Tag Archives: porn

José Arroyo in Conversation with Tom Waugh on Hard to Imagine

The groundbreaking and influential Hard to Imagine: Gay Male Eroticism and Photography and Film from their Beginnings to Stonewall is coming to its 25th anniversary. I talk to Tom Waugh to ask about the intellectual and social context in which the research took place, the methods developed to produce it, the way materials were gathered, who was interviewed, the many barriers to its publication, how the book was received then and why it continues to be so influential now. The video contains images from the book and other sources to illustrate the discussion which albeit vintage are nonetheless explicit.
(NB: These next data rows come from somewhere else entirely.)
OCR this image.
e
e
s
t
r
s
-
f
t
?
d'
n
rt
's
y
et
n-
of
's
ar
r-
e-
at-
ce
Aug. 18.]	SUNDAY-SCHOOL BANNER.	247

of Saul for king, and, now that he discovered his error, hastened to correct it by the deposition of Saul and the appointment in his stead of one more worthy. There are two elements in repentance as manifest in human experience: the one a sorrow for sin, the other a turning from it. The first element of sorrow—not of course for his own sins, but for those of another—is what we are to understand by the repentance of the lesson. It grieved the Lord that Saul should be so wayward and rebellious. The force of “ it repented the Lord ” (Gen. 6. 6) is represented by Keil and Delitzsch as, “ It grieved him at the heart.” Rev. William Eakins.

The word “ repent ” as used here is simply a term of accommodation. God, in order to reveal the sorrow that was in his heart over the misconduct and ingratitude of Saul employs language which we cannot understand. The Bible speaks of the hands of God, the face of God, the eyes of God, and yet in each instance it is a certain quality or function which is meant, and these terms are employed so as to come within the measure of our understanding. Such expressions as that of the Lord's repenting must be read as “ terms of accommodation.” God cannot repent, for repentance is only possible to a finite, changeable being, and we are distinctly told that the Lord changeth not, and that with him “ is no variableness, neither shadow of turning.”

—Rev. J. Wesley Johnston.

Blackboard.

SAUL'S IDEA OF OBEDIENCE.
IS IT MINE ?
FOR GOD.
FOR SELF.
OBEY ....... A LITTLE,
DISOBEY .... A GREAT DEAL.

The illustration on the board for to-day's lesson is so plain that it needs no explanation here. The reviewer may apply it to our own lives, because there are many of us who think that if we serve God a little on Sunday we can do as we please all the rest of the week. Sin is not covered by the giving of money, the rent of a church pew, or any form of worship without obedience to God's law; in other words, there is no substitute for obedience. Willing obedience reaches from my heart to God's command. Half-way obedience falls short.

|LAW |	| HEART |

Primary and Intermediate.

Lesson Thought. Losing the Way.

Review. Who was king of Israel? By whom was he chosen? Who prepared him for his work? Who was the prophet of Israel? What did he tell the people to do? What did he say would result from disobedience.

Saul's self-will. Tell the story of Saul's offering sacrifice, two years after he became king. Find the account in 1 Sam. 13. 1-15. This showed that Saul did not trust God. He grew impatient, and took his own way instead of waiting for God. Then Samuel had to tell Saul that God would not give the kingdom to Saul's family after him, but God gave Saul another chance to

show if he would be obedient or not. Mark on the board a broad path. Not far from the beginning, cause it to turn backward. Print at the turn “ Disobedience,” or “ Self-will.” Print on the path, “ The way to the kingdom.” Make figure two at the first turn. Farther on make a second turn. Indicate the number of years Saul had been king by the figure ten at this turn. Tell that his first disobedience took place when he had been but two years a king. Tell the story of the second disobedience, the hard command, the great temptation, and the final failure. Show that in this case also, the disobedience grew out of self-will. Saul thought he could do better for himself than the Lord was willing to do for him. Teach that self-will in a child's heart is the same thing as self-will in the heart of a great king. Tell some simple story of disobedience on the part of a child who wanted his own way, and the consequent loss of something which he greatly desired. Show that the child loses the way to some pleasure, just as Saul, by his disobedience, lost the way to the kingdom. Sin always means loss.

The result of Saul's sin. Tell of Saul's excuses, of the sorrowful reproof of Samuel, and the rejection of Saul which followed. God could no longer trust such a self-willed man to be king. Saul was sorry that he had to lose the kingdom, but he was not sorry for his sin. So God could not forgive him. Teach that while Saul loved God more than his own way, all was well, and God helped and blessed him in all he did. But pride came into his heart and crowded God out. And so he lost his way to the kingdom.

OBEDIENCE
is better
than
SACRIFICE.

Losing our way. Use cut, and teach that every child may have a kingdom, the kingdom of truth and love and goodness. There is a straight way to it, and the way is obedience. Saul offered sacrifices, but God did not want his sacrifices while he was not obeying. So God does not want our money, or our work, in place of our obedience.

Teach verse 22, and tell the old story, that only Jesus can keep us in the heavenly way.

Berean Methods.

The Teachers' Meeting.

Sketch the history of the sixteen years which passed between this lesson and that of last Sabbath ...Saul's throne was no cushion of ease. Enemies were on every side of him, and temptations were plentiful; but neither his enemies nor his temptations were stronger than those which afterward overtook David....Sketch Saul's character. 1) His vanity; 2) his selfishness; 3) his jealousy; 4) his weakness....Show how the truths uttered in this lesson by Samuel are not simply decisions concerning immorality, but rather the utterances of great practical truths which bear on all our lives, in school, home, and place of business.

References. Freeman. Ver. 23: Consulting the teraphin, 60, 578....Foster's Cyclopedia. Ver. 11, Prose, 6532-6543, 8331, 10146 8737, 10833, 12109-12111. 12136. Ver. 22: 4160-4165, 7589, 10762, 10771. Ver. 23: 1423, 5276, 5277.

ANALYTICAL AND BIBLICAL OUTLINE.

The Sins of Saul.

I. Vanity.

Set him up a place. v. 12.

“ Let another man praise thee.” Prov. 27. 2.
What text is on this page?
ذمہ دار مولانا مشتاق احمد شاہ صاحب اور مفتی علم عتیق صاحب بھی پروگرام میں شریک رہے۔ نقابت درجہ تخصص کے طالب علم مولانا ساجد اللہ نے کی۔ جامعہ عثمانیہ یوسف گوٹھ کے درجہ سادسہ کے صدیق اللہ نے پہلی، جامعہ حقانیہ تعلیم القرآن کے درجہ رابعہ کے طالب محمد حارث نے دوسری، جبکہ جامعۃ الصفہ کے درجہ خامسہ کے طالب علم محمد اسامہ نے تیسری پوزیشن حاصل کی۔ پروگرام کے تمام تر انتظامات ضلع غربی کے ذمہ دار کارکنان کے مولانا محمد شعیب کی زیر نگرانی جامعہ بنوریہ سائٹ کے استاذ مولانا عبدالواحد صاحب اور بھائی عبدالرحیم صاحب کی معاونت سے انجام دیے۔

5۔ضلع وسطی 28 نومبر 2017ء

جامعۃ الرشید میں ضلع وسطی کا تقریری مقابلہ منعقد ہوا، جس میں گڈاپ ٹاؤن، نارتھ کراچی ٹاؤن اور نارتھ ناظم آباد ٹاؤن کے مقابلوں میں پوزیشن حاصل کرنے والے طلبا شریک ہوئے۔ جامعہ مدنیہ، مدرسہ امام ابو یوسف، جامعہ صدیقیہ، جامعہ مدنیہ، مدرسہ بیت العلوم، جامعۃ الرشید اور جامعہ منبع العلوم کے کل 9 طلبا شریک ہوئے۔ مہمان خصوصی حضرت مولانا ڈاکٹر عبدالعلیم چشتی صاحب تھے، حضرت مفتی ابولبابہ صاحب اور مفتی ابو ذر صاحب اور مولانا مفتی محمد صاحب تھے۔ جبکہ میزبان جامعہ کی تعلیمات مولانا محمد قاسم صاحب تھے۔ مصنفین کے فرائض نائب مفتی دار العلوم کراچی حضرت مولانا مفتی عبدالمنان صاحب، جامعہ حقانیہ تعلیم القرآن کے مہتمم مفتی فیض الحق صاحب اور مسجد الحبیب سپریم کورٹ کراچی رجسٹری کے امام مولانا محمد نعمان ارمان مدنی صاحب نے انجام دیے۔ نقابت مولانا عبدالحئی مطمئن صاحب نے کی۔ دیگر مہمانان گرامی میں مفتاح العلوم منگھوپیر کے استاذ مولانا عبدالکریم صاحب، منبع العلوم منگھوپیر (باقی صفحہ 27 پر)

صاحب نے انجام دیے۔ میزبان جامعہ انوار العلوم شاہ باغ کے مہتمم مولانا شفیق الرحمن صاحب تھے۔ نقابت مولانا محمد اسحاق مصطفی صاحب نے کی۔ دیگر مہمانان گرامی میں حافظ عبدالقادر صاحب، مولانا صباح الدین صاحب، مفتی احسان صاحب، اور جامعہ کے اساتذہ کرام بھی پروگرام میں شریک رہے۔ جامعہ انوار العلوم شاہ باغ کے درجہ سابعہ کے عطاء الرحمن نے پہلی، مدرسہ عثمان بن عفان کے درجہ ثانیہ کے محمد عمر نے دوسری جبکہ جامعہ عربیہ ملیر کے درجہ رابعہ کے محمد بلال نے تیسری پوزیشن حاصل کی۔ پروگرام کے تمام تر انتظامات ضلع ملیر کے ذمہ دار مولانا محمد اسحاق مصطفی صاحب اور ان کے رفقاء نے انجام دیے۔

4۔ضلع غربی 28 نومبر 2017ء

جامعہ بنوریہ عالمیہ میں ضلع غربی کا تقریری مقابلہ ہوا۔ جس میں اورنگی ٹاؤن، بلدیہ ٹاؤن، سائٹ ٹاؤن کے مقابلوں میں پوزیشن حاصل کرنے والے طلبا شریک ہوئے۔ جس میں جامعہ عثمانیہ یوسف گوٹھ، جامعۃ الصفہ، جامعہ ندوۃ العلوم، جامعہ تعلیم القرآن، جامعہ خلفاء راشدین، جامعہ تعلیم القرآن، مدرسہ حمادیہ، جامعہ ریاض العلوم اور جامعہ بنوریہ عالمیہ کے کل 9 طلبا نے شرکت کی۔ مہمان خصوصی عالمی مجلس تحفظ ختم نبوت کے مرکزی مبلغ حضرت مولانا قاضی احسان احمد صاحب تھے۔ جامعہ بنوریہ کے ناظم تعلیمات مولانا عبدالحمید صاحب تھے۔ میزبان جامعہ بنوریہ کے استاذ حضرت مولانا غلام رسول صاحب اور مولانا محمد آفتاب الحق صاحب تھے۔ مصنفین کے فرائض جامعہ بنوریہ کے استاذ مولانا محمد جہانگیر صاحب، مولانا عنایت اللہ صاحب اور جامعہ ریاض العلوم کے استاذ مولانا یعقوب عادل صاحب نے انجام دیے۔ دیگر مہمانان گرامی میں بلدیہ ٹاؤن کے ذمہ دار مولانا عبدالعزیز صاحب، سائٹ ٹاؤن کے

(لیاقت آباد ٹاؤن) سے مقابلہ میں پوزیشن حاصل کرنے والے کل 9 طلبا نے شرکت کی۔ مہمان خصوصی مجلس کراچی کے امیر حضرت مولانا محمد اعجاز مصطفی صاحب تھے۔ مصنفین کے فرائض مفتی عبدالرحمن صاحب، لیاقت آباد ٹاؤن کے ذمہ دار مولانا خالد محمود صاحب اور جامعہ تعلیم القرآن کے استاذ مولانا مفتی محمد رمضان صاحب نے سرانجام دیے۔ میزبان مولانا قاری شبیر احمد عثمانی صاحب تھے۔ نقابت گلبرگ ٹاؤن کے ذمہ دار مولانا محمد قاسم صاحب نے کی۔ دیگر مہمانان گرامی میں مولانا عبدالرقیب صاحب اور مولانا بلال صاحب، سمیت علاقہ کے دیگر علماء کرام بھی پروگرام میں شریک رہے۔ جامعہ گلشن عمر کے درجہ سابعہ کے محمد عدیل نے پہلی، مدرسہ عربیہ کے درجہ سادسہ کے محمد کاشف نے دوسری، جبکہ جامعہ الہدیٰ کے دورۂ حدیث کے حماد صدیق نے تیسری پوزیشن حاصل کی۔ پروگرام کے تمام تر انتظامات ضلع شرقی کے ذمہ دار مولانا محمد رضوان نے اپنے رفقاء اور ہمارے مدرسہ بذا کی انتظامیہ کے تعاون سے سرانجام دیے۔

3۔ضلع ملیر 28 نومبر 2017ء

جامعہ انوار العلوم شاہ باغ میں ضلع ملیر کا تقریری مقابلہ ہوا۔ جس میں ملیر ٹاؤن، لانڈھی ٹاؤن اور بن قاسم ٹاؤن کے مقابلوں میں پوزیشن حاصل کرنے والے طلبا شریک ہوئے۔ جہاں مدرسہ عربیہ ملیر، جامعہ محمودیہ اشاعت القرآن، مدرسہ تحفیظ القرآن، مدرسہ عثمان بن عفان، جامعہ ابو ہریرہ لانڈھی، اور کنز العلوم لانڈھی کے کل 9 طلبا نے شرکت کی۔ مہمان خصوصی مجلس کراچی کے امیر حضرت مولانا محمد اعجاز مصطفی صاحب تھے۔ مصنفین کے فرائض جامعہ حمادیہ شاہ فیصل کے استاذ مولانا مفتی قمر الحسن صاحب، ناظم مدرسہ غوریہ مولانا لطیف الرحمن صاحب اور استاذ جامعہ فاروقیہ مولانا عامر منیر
One of the struggles of the book, and one of its glories, was to publish such images in a scholarly context.

 

 

For those who need to avert their eyes, or who simply need to wash the dishes, I’ve also turned the interview into a podcast.

 

The podcast can also be listened to on Spotify here: https://open.spotify.com/show/2zWZ7Egdy6xPCwHPHlOOaT

and on itunes here: https://podcasts.apple.com/gb/podcast/first-impressions-thinking-aloud-about-film/id1548559546

José Arroyo

Big Joe by Samuel R. Delaney

A handsomely produced book I bought at Offprint 2022 from Inpatient Press, lavishly illustrated by Drake Carr and Sabrina Bockler. I hope the ugliness of the cover was a deliberate choice, as it is not representative of the marvellous drawings inside. It’s a shaggy, good-natured, kind-hearted book which I don’t know whether to categorise as political porn or as explicit utopian function. It’s probably both. A young vagabond hooks up with two older guys in a movie theatre, has such great sex with them that he follows them to the trailer park in the outskirts of town where they live; and joins their extended multi-racial inter-generational tight-knit community where they all have mutually pleasurable sex — in many positions and with generous portions of a variety of personalised kinks — with each other, singly and in various groupings, non-stop and explicitly conveyed. My first book by Samuel R. Delany and it won’t be my last.